If you notice a breach, please report it immediately to the Data Protection Officer (DPO) at the following address: dpo@grenet.fr 

Transfer of your personal data outside the European Union

In general, personal data processed by the University of Grenoble Alpes is hosted and stored within the European Union.
However, certain processing operations may involve data transfers to countries outside the European Economic Area, particularly in the context of international partnerships, student mobility or the use of certain digital tools.
In such cases, the University of Grenoble Alpes ensures that these transfers are subject to appropriate safeguards, in accordance with the requirements of the General Data Protection Regulation (GDPR), such as:

• an adequacy decision by the European Commission,
• the signing of standard contractual clauses approved by the European Commission,
• or any other safeguard provided for by the applicable regulations.

You can obtain further information on these transfers by contacting the Data Protection Officer.

What are your rights and how can you exercise them?

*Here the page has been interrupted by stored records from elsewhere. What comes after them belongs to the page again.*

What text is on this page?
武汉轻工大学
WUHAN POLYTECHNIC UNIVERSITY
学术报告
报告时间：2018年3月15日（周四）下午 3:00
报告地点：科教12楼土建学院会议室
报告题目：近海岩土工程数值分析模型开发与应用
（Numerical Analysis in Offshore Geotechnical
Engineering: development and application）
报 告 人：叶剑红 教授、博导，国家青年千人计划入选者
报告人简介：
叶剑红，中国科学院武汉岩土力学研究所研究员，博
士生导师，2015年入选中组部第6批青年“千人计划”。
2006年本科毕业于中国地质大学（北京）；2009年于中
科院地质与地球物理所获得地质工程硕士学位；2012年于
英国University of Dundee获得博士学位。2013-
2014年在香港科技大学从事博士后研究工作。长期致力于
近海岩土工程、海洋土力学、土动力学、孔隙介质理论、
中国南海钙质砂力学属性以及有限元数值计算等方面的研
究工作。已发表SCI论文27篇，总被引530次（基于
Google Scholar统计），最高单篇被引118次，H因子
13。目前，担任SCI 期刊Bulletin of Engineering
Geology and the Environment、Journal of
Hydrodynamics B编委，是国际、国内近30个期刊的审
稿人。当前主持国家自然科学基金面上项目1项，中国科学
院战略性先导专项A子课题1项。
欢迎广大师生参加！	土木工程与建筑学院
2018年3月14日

The University of Grenoble Alpes processes your personal data as part of its remit and, in accordance with the GDPR, you have the following rights:

• Right to be informed:   You have the right to know how your personal data is processed, as well as the data concerned, the purposes and legal bases, the retention periods, the recipients and all other information relating to the processing.
• Right of access: anyone can view all information concerning them and its origin, and obtain a copy.
• Right to rectification: you may request that your data be rectified, completed, updated or deleted.
• Right to restriction of processing: you may ask the organisation to temporarily freeze the use of some of your data. This right may be used in particular while your request to exercise another right is being processed.

And, depending on the processing and its legal basis:  

• Right to erasure: you can obtain the erasure of your data under certain conditions, in particular if it is no longer necessary for the purposes of the processing or if the processing is unlawful.
• Right to data portability: allows you to retrieve some of your data in a machine-readable format, enabling you to transfer it to another organisation.
• Right to object: you have the right to object to your data being used by an organisation for a specific purpose, highlighting a particular situation.
• Right to withdraw your consent.
• Right to request the direct intervention of an agent: in the case of an automated decision or profiling.
• Right to define guidelines regarding your personal data after your death.

You may contact the Data Protection Officer to exercise your rights or, more generally, for any questions relating to the protection of your data. 

You also have the right to lodge a complaint with the CNIL:
https://www.cnil.fr/fr/plaintes

Changes to the Personal Data Protection Policy

This privacy policy is subject to change, particularly in light of legislative and regulatory developments.